The main problems were identified as failures to comply with financial reporting standards over treatment of revenue recognition, measurement and disclosures, ongoing problems highlighted by the standard setter.
Although the FRC does not issue detailed reports for public review nor does it highlight instances where an investigation occurred as a result of a complaint, but it does expect companies to refer to its exchanges with CRR when the company makes a change to a significant aspect of its reporting in its next annual report and accounts in response to a review.
An FRC spokesperson told Accountancy Daily: ‘Where we mention we have entered into substantial correspondence this doesn’t necessarily indicate any problems with a company’s accounts or reports reviewed by the FRC.
‘It could simply indicate that we sought further clarification or explanations around how accounts have been presented.’
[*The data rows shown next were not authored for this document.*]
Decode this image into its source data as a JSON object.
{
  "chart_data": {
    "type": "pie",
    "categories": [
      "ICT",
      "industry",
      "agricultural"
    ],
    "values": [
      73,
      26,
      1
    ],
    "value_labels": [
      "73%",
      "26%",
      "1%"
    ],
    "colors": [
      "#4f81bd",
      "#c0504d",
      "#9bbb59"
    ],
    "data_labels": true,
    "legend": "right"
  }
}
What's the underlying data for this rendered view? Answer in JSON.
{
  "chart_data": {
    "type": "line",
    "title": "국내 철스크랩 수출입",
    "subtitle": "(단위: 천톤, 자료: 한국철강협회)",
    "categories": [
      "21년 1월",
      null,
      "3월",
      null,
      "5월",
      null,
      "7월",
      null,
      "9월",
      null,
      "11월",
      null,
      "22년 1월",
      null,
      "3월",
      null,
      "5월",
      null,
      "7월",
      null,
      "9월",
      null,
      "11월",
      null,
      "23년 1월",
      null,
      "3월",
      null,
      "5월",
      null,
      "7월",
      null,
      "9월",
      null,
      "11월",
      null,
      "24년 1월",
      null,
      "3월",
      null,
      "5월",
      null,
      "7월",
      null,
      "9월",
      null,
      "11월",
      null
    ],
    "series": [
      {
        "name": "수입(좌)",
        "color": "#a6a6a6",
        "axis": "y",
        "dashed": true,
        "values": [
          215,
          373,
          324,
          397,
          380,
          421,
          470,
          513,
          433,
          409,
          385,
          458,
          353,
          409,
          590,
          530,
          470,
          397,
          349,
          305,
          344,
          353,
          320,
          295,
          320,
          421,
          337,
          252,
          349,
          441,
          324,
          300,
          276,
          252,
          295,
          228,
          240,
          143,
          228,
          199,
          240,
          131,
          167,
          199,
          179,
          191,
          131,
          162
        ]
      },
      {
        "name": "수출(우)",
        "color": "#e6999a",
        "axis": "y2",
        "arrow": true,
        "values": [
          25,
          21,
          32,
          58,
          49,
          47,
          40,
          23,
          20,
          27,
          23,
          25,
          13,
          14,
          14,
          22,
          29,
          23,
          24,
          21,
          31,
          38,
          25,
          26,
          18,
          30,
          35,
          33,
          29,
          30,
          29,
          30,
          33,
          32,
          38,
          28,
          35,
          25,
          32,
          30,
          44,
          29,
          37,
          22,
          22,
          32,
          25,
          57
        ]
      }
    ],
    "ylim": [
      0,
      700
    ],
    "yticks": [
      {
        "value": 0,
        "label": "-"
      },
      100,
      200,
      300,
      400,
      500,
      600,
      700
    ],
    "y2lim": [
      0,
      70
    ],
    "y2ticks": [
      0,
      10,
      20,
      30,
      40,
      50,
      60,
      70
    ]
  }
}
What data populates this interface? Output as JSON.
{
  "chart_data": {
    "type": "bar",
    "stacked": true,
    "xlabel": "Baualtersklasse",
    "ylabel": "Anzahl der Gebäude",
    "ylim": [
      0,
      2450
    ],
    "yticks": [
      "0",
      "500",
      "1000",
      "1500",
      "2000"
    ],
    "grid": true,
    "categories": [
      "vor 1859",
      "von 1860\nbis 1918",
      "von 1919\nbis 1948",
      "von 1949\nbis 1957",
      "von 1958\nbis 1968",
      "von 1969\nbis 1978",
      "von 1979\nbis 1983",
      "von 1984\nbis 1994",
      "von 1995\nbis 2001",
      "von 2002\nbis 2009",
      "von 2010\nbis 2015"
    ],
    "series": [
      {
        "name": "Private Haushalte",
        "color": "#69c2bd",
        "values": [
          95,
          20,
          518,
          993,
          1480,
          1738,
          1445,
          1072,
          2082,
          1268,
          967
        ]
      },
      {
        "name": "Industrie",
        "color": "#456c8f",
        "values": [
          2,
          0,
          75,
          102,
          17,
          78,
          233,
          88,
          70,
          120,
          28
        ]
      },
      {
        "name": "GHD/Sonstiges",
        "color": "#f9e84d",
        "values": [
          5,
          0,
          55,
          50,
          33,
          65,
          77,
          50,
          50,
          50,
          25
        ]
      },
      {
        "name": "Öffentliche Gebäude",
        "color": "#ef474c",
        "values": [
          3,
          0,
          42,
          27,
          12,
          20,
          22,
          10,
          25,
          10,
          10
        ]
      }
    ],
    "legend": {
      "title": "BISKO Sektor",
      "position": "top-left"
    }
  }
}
A number of companies were singled out as requiring a full review where accounting issues had come to light in recent annual reports, such as Air Partners, Aggreko, Bobycote, Capital & Regional, Costa Group plc, HSS Hire Group, Interserve, Metro Bank, Provident Financial Group, Prudential, Rotork and ZPG Ltd, owner of the Zoopla brand.
Last year, private jet operator Air Partner reported a £4m overstatement of corporation tax in its accounts and an issue relating to its accounting for deferred income in previous financial results, which were identified when a new finance team who were implementing an update to the IT systems. An internal review in June 2018 stated that the issues had been ‘contained and resolved’.
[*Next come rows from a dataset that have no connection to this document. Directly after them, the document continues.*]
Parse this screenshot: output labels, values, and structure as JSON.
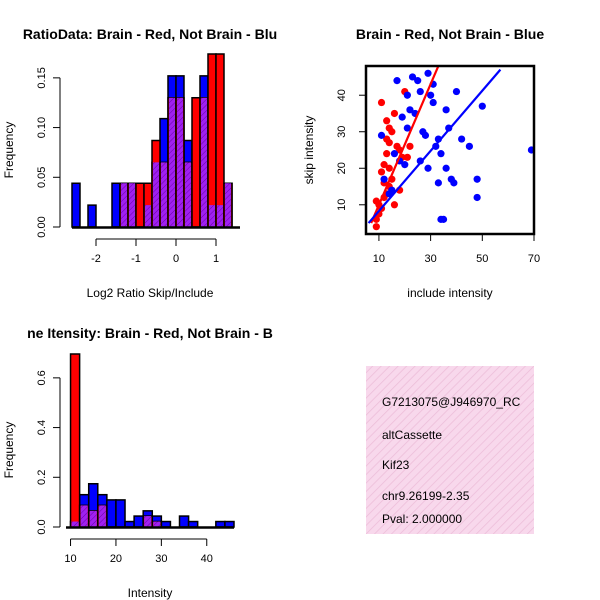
{
  "colors": {
    "red": "#ff0000",
    "blue": "#0000ff",
    "overlap": "#a020f0",
    "panel_bg": "#f8d8ec",
    "pval_text": "#b00000"
  },
  "chart_data": [
    {
      "type": "bar",
      "title": "RatioData: Brain - Red, Not Brain - Blu",
      "xlabel": "Log2 Ratio Skip/Include",
      "ylabel": "Frequency",
      "xlim": [
        -2.6,
        1.6
      ],
      "ylim": [
        0,
        0.175
      ],
      "xticks": [
        "-2",
        "-1",
        "0",
        "1"
      ],
      "xtick_values": [
        -2,
        -1,
        0,
        1
      ],
      "yticks": [
        "0.00",
        "0.05",
        "0.10",
        "0.15"
      ],
      "ytick_values": [
        0,
        0.05,
        0.1,
        0.15
      ],
      "bin_width": 0.2,
      "series": [
        {
          "name": "Not Brain",
          "color": "blue",
          "bins": [
            [
              -2.6,
              0.044
            ],
            [
              -2.2,
              0.022
            ],
            [
              -1.6,
              0.044
            ],
            [
              -1.4,
              0.044
            ],
            [
              -1.2,
              0.044
            ],
            [
              -0.8,
              0.022
            ],
            [
              -0.6,
              0.065
            ],
            [
              -0.4,
              0.109
            ],
            [
              -0.2,
              0.152
            ],
            [
              0,
              0.152
            ],
            [
              0.2,
              0.087
            ],
            [
              0.6,
              0.152
            ],
            [
              0.8,
              0.022
            ],
            [
              1.0,
              0.022
            ],
            [
              1.2,
              0.044
            ]
          ]
        },
        {
          "name": "Brain",
          "color": "red",
          "bins": [
            [
              -1.4,
              0.044
            ],
            [
              -1.2,
              0.044
            ],
            [
              -1.0,
              0.044
            ],
            [
              -0.8,
              0.044
            ],
            [
              -0.6,
              0.087
            ],
            [
              -0.4,
              0.065
            ],
            [
              -0.2,
              0.13
            ],
            [
              0,
              0.13
            ],
            [
              0.2,
              0.065
            ],
            [
              0.4,
              0.13
            ],
            [
              0.6,
              0.13
            ],
            [
              0.8,
              0.174
            ],
            [
              1.0,
              0.174
            ],
            [
              1.2,
              0.044
            ]
          ]
        }
      ]
    },
    {
      "type": "scatter",
      "title": "Brain - Red, Not Brain - Blue",
      "xlabel": "include intensity",
      "ylabel": "skip intensity",
      "xlim": [
        5,
        70
      ],
      "ylim": [
        2,
        48
      ],
      "xticks": [
        "10",
        "30",
        "50",
        "70"
      ],
      "xtick_values": [
        10,
        30,
        50,
        70
      ],
      "yticks": [
        "10",
        "20",
        "30",
        "40"
      ],
      "ytick_values": [
        10,
        20,
        30,
        40
      ],
      "series": [
        {
          "name": "Brain",
          "color": "red",
          "points": [
            [
              9,
              4
            ],
            [
              9,
              6
            ],
            [
              10,
              7.5
            ],
            [
              10,
              10
            ],
            [
              9,
              11
            ],
            [
              11,
              9
            ],
            [
              12,
              12
            ],
            [
              13,
              13
            ],
            [
              14,
              15
            ],
            [
              12,
              16
            ],
            [
              15,
              17
            ],
            [
              16,
              10
            ],
            [
              18,
              14
            ],
            [
              11,
              19
            ],
            [
              12,
              21
            ],
            [
              13,
              24
            ],
            [
              14,
              27
            ],
            [
              15,
              30
            ],
            [
              13,
              28
            ],
            [
              14,
              31
            ],
            [
              17,
              26
            ],
            [
              18,
              25
            ],
            [
              16,
              35
            ],
            [
              20,
              41
            ],
            [
              22,
              26
            ],
            [
              21,
              23
            ],
            [
              19,
              23
            ],
            [
              13,
              33
            ],
            [
              11,
              38
            ],
            [
              14,
              20
            ]
          ],
          "fit": [
            [
              7,
              5
            ],
            [
              33,
              48
            ]
          ]
        },
        {
          "name": "Not Brain",
          "color": "blue",
          "points": [
            [
              11,
              29
            ],
            [
              12,
              17
            ],
            [
              14,
              13
            ],
            [
              15,
              14
            ],
            [
              16,
              24
            ],
            [
              17,
              44
            ],
            [
              18,
              22
            ],
            [
              19,
              34
            ],
            [
              20,
              21
            ],
            [
              21,
              31
            ],
            [
              22,
              36
            ],
            [
              23,
              45
            ],
            [
              24,
              35
            ],
            [
              25,
              44
            ],
            [
              26,
              41
            ],
            [
              27,
              30
            ],
            [
              28,
              29
            ],
            [
              29,
              46
            ],
            [
              30,
              40
            ],
            [
              31,
              43
            ],
            [
              32,
              26
            ],
            [
              33,
              28
            ],
            [
              34,
              24
            ],
            [
              36,
              20
            ],
            [
              38,
              17
            ],
            [
              39,
              16
            ],
            [
              40,
              41
            ],
            [
              42,
              28
            ],
            [
              45,
              26
            ],
            [
              48,
              17
            ],
            [
              48,
              12
            ],
            [
              50,
              37
            ],
            [
              36,
              36
            ],
            [
              37,
              31
            ],
            [
              33,
              16
            ],
            [
              34,
              6
            ],
            [
              35,
              6
            ],
            [
              69,
              25
            ],
            [
              26,
              22
            ],
            [
              21,
              40
            ],
            [
              29,
              20
            ],
            [
              31,
              38
            ]
          ],
          "fit": [
            [
              6,
              5
            ],
            [
              57,
              47
            ]
          ]
        }
      ]
    },
    {
      "type": "bar",
      "title": "ne Itensity: Brain - Red, Not Brain - B",
      "xlabel": "Intensity",
      "ylabel": "Frequency",
      "xlim": [
        9,
        46
      ],
      "ylim": [
        0,
        0.7
      ],
      "xticks": [
        "10",
        "20",
        "30",
        "40"
      ],
      "xtick_values": [
        10,
        20,
        30,
        40
      ],
      "yticks": [
        "0.0",
        "0.2",
        "0.4",
        "0.6"
      ],
      "ytick_values": [
        0,
        0.2,
        0.4,
        0.6
      ],
      "bin_width": 2,
      "series": [
        {
          "name": "Not Brain",
          "color": "blue",
          "bins": [
            [
              10,
              0.022
            ],
            [
              12,
              0.13
            ],
            [
              14,
              0.174
            ],
            [
              16,
              0.13
            ],
            [
              18,
              0.109
            ],
            [
              20,
              0.109
            ],
            [
              22,
              0.022
            ],
            [
              24,
              0.044
            ],
            [
              26,
              0.065
            ],
            [
              28,
              0.044
            ],
            [
              30,
              0.022
            ],
            [
              34,
              0.044
            ],
            [
              36,
              0.022
            ],
            [
              42,
              0.022
            ],
            [
              44,
              0.022
            ]
          ]
        },
        {
          "name": "Brain",
          "color": "red",
          "bins": [
            [
              10,
              0.696
            ],
            [
              12,
              0.087
            ],
            [
              14,
              0.065
            ],
            [
              16,
              0.087
            ],
            [
              26,
              0.044
            ],
            [
              28,
              0.022
            ]
          ]
        }
      ]
    }
  ],
  "info_panel": {
    "lines": [
      "G7213075@J946970_RC",
      "altCassette",
      "Kif23",
      "chr9.26199-2.35"
    ],
    "pval": "Pval: 2.000000"
  }
}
Outsourcing specialist Interserve went into administration with net debt of £275m in March 2019 and subsequently the FRC announced an investigation into mid-tier audit firm Grant Thornton over its auditing of the financial statements of Interserve for the years ended 31 December 2015, 2016 and 2017.
In March this year Metro Bank reported that it was being investigated by both the Prudential Regulation Authority (PRA) and the Financial Conduct Authority (FCA) over the circumstances and events that led to the challenger bank making a significant adjustment to its accounting for risk weighted assets (RWA).
Limited scope reviews arise for a number of reasons, including those conducted when company reports and accounts are selected for thematic review, and may include reviews that have been prompted by a complaint. In accordance with the Conduct Committee’s Operating Procedures, CRR does not identify those companies whose reviews were prompted by a complaint.
CRR’s routine reviews generally cover all parts of companies’ reports and accounts over which the FRC’s Conduct Committee has statutory powers (that is, strategic reports, directors’ reports and accounts).